Gabarrou and Dumarest left the Eccles bivouac hut on the Innominata Ridge, descended to the upper Freney Glacier and that evening were bivoucked at the top of the pillar having climbed seven long new pitches. The following day they reached the crest of the Brouillard Ridge in a fierce storm, with winds reported to be more than 100 kph. Crawling on hands and knees, each using two axes to avoid being blown into the void, they reached the summit. The route has been named Jean-Chri (5.12a A1, 800m).
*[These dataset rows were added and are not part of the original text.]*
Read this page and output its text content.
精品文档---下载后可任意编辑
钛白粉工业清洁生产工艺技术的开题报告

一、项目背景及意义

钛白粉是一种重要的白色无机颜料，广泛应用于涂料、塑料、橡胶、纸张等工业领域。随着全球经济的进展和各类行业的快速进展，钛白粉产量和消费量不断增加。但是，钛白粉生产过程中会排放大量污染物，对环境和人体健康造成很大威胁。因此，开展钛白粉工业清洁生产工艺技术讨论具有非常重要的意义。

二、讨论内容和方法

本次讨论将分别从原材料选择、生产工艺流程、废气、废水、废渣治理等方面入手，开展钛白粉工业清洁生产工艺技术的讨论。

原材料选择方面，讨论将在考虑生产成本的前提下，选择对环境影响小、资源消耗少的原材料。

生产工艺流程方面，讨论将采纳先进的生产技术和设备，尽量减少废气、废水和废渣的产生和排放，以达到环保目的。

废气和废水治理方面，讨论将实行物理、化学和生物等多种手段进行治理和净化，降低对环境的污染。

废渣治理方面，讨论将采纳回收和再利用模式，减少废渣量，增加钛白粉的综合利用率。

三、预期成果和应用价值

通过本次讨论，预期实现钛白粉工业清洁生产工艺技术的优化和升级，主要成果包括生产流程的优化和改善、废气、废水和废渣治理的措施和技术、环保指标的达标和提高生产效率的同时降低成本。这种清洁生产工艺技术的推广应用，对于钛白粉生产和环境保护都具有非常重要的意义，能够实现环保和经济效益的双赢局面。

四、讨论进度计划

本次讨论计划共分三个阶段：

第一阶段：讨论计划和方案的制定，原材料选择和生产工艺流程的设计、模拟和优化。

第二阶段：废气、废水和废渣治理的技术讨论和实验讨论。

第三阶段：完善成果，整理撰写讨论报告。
The Hidden Pillar of Freney really lives up to its name in this photo of the Freney Face from the northeast. Rising from behind the rocky crest of the Peuterey Ridge, the Central Pillar is the dominant feature in the center of the picture. To its left a less steep pillar/spur with an extremely steep and monolithic right wall is the South Pillar. The Hidden Pillar is… hidden… between the two. The upper skyline is the Brouillard Ridge. [Photo] Luca Signorelli

The first ascent of the Hidden Pillar, which until reaching the headwall took a line of cracks up the left side of the face, was a tour de force by Americans Tom Frost and John Harlin, who climbed it over August 1-2, 1963. Together with Gary Hemming and Stuart Fulton the two Americans had just made the highly coveted first ascent of the south face of the Fou and were now taking part in the international Rassemblement, which in those days took place annually in Chamonix. Frost and Harlin climbed the pillar at VI and A3, creating probably the hardest route to the summit of Mont Blanc. Writing in the American Alpine Journal, Harlin reported, “the excellent quality of the rock, the technical difficulty, the high altitude, and the wild surroundings of the Freney face, combine to make a route of great proportions.”

The second ascent, in 1969 by Slovenians, Belak and Krivic, was completed under very trying conditions. The legendary Italian, Marco Bernardi, made the third ascent, and first solo, in 1981. On what was probably the fourth ascent, British climbers Paddy Gaunt and Mark Miller completed the route from the Trident Hut to the Vallot Hut in a mere fifteen hours. They mostly climbed free at a maximum of 5.10d, using aid on only one 45-meter pitch of the headwall (A1/A2). The line (10 shortish pitches) has been climbed free at around 5.11b, though who did it first is not clear.